I remember one conversation with him.
‘You are not from London, are you?’ he asked me with disdain.
It was a peculiar disdain, really. Then, as now, much of London was from elsewhere. That was the whole point of London. And, given that there were far more deaths about than births, it was the only way London kept going, and growing.
‘No,’ I said. ‘I am from France. My mother sought refuge here. From the king’s forces.’
‘The Catholics?’
‘Yes.’
‘And where is your mother now?’
‘She passed.’
Not a flicker of sympathy. Or curiosity. Just a long studious look. ‘You play like a Frenchman. You have foreign fingers.’
I stared at my hands. ‘Do I?’
‘Yes. You stroke the strings rather than pluck them. It makes a strange noise.’
‘Well, it is a strange noise that Mr Shakespeare likes.’
‘You play well for your age, I suppose. It is a novelty. But you shan’t stay young for ever. No one does. Except that boy out east.’
And there it was.
The moment I realised, even in a place as large as London, I still had to be on my guard.
‘They killed his mother. She was a witch.’
My heart started beating uncontrollably. It took every ounce of effort to fake a semblance of calm.
‘Well, if she drowned, that proved her innocence.’
He looked with suspicion. ‘I never said drowned .’
‘I assumed it was the ducking stool, if it was for witchcraft.’
His eyes narrowed shrewdly. ‘You seem most excited about this. Look, your French fingers tremble.
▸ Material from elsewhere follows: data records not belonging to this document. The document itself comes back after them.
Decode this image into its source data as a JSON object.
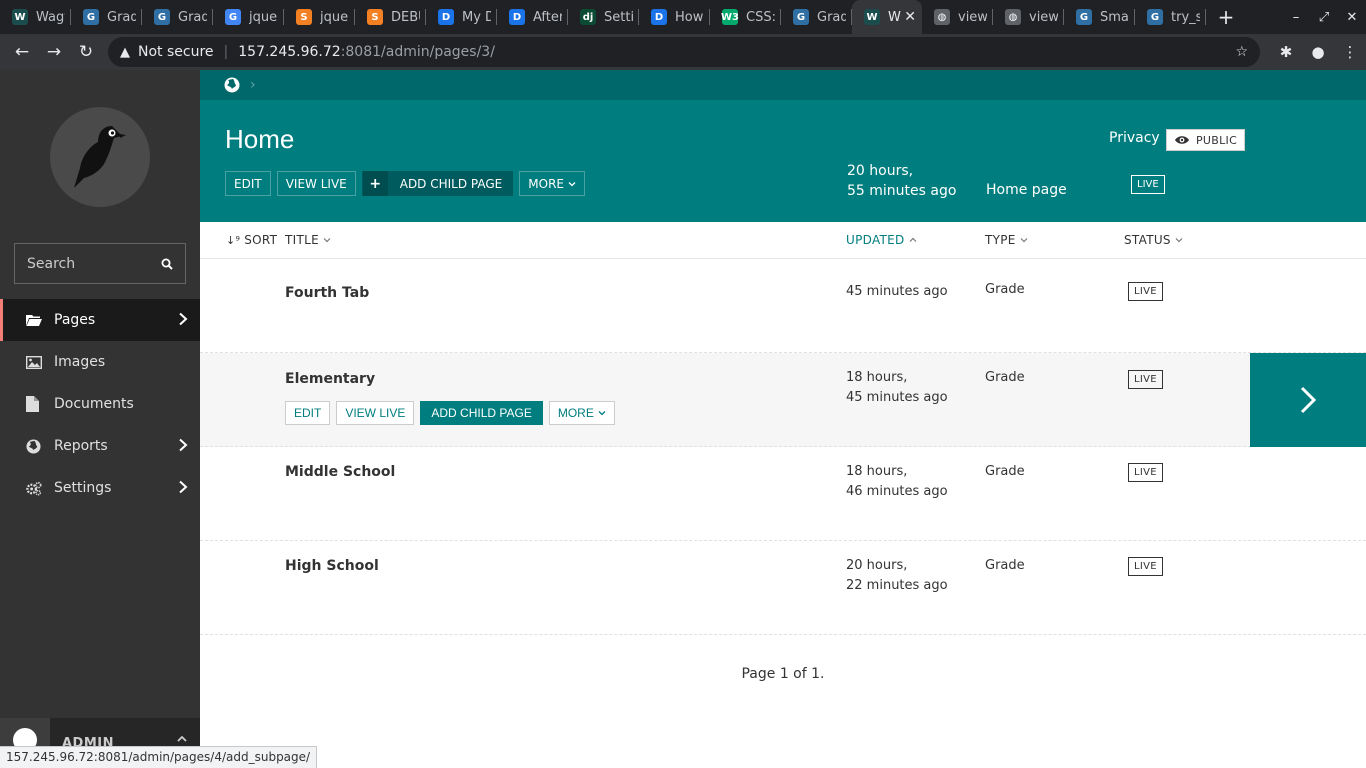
{
  "browser": {
    "tabs": [
      {
        "label": "Wagt",
        "favicon": "W",
        "color": "#1b4d4f"
      },
      {
        "label": "Grad",
        "favicon": "G",
        "color": "#2f6fa3"
      },
      {
        "label": "Grad",
        "favicon": "G",
        "color": "#2f6fa3"
      },
      {
        "label": "jquer",
        "favicon": "G",
        "color": "#4285f4"
      },
      {
        "label": "jquer",
        "favicon": "S",
        "color": "#f48024"
      },
      {
        "label": "DEBU",
        "favicon": "S",
        "color": "#f48024"
      },
      {
        "label": "My Dj",
        "favicon": "D",
        "color": "#1a73e8"
      },
      {
        "label": "After",
        "favicon": "D",
        "color": "#1a73e8"
      },
      {
        "label": "Settir",
        "favicon": "dj",
        "color": "#0c4b33"
      },
      {
        "label": "How",
        "favicon": "D",
        "color": "#1a73e8"
      },
      {
        "label": "CSS: c",
        "favicon": "W3",
        "color": "#04aa6d"
      },
      {
        "label": "Grad",
        "favicon": "G",
        "color": "#2f6fa3"
      },
      {
        "label": "W",
        "favicon": "W",
        "color": "#1b4d4f",
        "active": true
      },
      {
        "label": "view-",
        "favicon": "◍",
        "color": "#5f6368"
      },
      {
        "label": "view-",
        "favicon": "◍",
        "color": "#5f6368"
      },
      {
        "label": "Smar",
        "favicon": "G",
        "color": "#2f6fa3"
      },
      {
        "label": "try_s",
        "favicon": "G",
        "color": "#2f6fa3"
      }
    ],
    "security_label": "Not secure",
    "url_host": "157.245.96.72",
    "url_path": ":8081/admin/pages/3/",
    "status_url": "157.245.96.72:8081/admin/pages/4/add_subpage/"
  },
  "sidebar": {
    "search_placeholder": "Search",
    "items": [
      {
        "label": "Pages",
        "icon": "folder-open-icon",
        "has_children": true,
        "active": true
      },
      {
        "label": "Images",
        "icon": "image-icon",
        "has_children": false
      },
      {
        "label": "Documents",
        "icon": "document-icon",
        "has_children": false
      },
      {
        "label": "Reports",
        "icon": "globe-icon",
        "has_children": true
      },
      {
        "label": "Settings",
        "icon": "cogs-icon",
        "has_children": true
      }
    ],
    "account_name": "ADMIN"
  },
  "header": {
    "title": "Home",
    "buttons": {
      "edit": "EDIT",
      "view_live": "VIEW LIVE",
      "add_child": "ADD CHILD PAGE",
      "more": "MORE"
    },
    "updated_line1": "20 hours,",
    "updated_line2": "55 minutes ago",
    "type": "Home page",
    "status": "LIVE",
    "privacy_label": "Privacy",
    "privacy_value": "PUBLIC"
  },
  "table": {
    "columns": {
      "sort": "SORT",
      "title": "TITLE",
      "updated": "UPDATED",
      "type": "TYPE",
      "status": "STATUS"
    },
    "rows": [
      {
        "title": "Fourth Tab",
        "updated1": "45 minutes ago",
        "updated2": "",
        "type": "Grade",
        "status": "LIVE"
      },
      {
        "title": "Elementary",
        "updated1": "18 hours,",
        "updated2": "45 minutes ago",
        "type": "Grade",
        "status": "LIVE"
      },
      {
        "title": "Middle School",
        "updated1": "18 hours,",
        "updated2": "46 minutes ago",
        "type": "Grade",
        "status": "LIVE"
      },
      {
        "title": "High School",
        "updated1": "20 hours,",
        "updated2": "22 minutes ago",
        "type": "Grade",
        "status": "LIVE"
      }
    ],
    "row_buttons": {
      "edit": "EDIT",
      "view_live": "VIEW LIVE",
      "add_child": "ADD CHILD PAGE",
      "more": "MORE"
    }
  },
  "pagination": "Page 1 of 1."
}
To be honest, I don’t have the details. It was Hal who told me.’
Hal, the mild-mannered flautist, sitting on the bench in front of ours, didn’t really want to be dragged into the conversation. They had known each other for quite a while, and worked on other productions together.
‘The son didn’t age.’ Hal, pale and mousy and small-mouthed, relayed. ‘She had cast a charm and killed a man to give her boy eternal life.’
I had no idea what to say.
Christopher was still scrutinising me. And then we heard footsteps on the galley.
‘Is this an open conversation?’
It was Shakespeare himself. Standing there, opening an oyster shell, then sucking the mollusc out, careful not to make any mess on the quilted taffeta of his costume. As he savoured the taste his eyes stayed on Christopher.